Second Life code issues and scalability

At the beginning of the year, I started to play Second Life again. Yes, the same one by Linden Lab and the same one that a virtual world that operates within our reality. This is the game where you can be anyone, do anything, and it even has its own commerce and stock exchange. Where the Grid is like the Matrix where you’re tied to a world upon many many servers that are interconnected.
But lately, there has been some issues. Issues with code release and testing.


Scalability:
Here at VTOReality, we find that Linden has been looking to increase the ceiling for maximum players in the Grid. That would be simultaneous players. Currently the capacity is at 100,000 at a time. Yet for the same hardware, Blizzard’s World of Warcraft can probably handle quite a bit more. Is there a problem with scalability? I would think so.
They do make a good point though:

“We’re swapping engines out at 40,000 feet while still flying,” Miller says.
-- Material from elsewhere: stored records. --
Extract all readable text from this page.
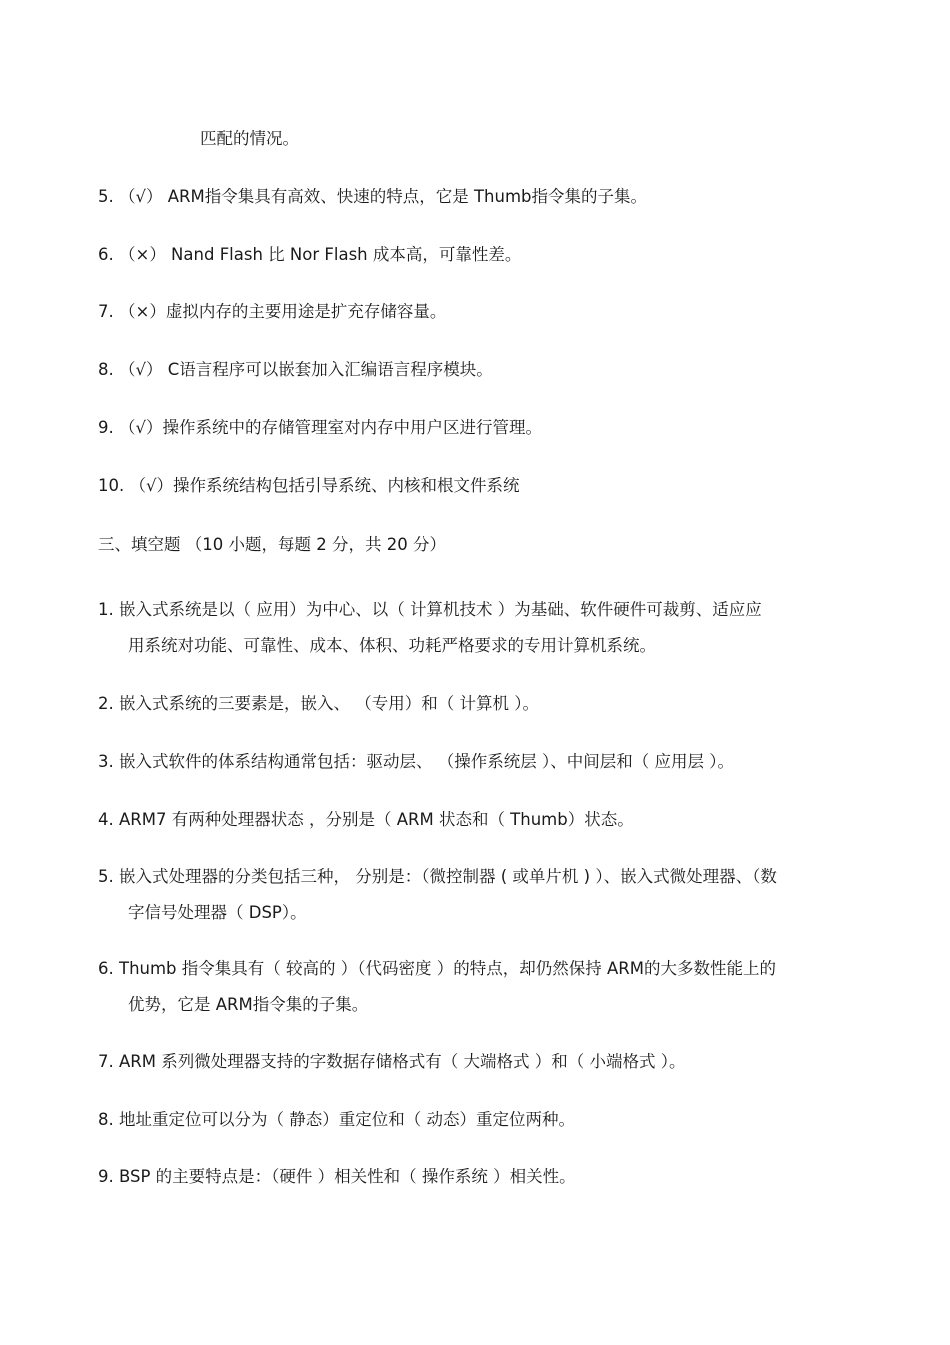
匹配的情况。
5. （√） ARM指令集具有高效、快速的特点，它是 Thumb指令集的子集。
6. （×） Nand Flash 比 Nor Flash 成本高，可靠性差。
7. （×）虚拟内存的主要用途是扩充存储容量。
8. （√） C语言程序可以嵌套加入汇编语言程序模块。
9. （√）操作系统中的存储管理室对内存中用户区进行管理。
10. （√）操作系统结构包括引导系统、内核和根文件系统
三、填空题 （10 小题，每题 2 分，共 20 分）
1. 嵌入式系统是以（ 应用）为中心、以（ 计算机技术 ）为基础、软件硬件可裁剪、适应应
用系统对功能、可靠性、成本、体积、功耗严格要求的专用计算机系统。
2. 嵌入式系统的三要素是，嵌入、 （专用）和（ 计算机 ）。
3. 嵌入式软件的体系结构通常包括：驱动层、 （操作系统层 ）、中间层和（ 应用层 ）。
4. ARM7 有两种处理器状态 ，分别是（ ARM 状态和（ Thumb）状态。
5. 嵌入式处理器的分类包括三种， 分别是：（微控制器 ( 或单片机 ) ）、嵌入式微处理器、（数
字信号处理器（ DSP）。
6. Thumb 指令集具有（ 较高的 ）（代码密度 ）的特点，却仍然保持 ARM的大多数性能上的
优势，它是 ARM指令集的子集。
7. ARM 系列微处理器支持的字数据存储格式有（ 大端格式 ）和（ 小端格式 ）。
8. 地址重定位可以分为（ 静态）重定位和（ 动态）重定位两种。
9. BSP 的主要特点是：（硬件 ）相关性和（ 操作系统 ）相关性。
But doesn’t this happen to all MMORPG type games? They upgrade on the fly. I used to play one called Silk Road. In beta, they only had six or seven grids that handled thousands of players. Definitely something to think about.
Code release and process:
I hate to say it, but the process they go through internally isn’t the most efficient. And this is not knowing anything about their process at all. The reason I say this is because of the recent patches and backouts that have happened in the last few weeks.
From the Grid perspective, the timeline follows as such:

  • New code released.
  • Strange errors occur. Troubleshooting begins.
  • Patch released.
  • Errors continue to occur.
  • Patch backed out.
  • Error found. Fix applied.

Now from a perspective of code here, if there are errors that you’re not seeing on a test grid, then your test suite isn’t robust enough. Second, if new code creates errors, then it’s better to rollback to an older version. That’s what versioning is for. Stability for end users trumps any new functionality. That goes for any industry.
Lastly, the errors in process that I just dictated for testing? It’s part of freshman year of computer science. Usually in your very first class. That’s why it’s difficult to understand why there are issues with robust testing. Of course, I’ve spoken to both Microsoft and Mathworks engineers before and you would be surprised how some corporations cut corners in testing and some are very good at keeping their code clean.
As a user, I find the above very annoying when there are multiple hard reboots without stability. As a fellow developer, I find that the process is very amateurish. I understand that you can’t have it all, and some developers do things differently. But having multiple hard reboots a week outside of the usual maintenance window is very unnerving. Perhaps the software reliability and process will become more robust in the weeks to come. But if it goes down the current path, frustration from users will occur and it won’t be a friendly sight.
For now, I’ll continue to play. But be forewarned that if I’m able to foresee such things, then there are also others out there that feel the same. Fix your processes before a massive exodus begins for another bigger and better world.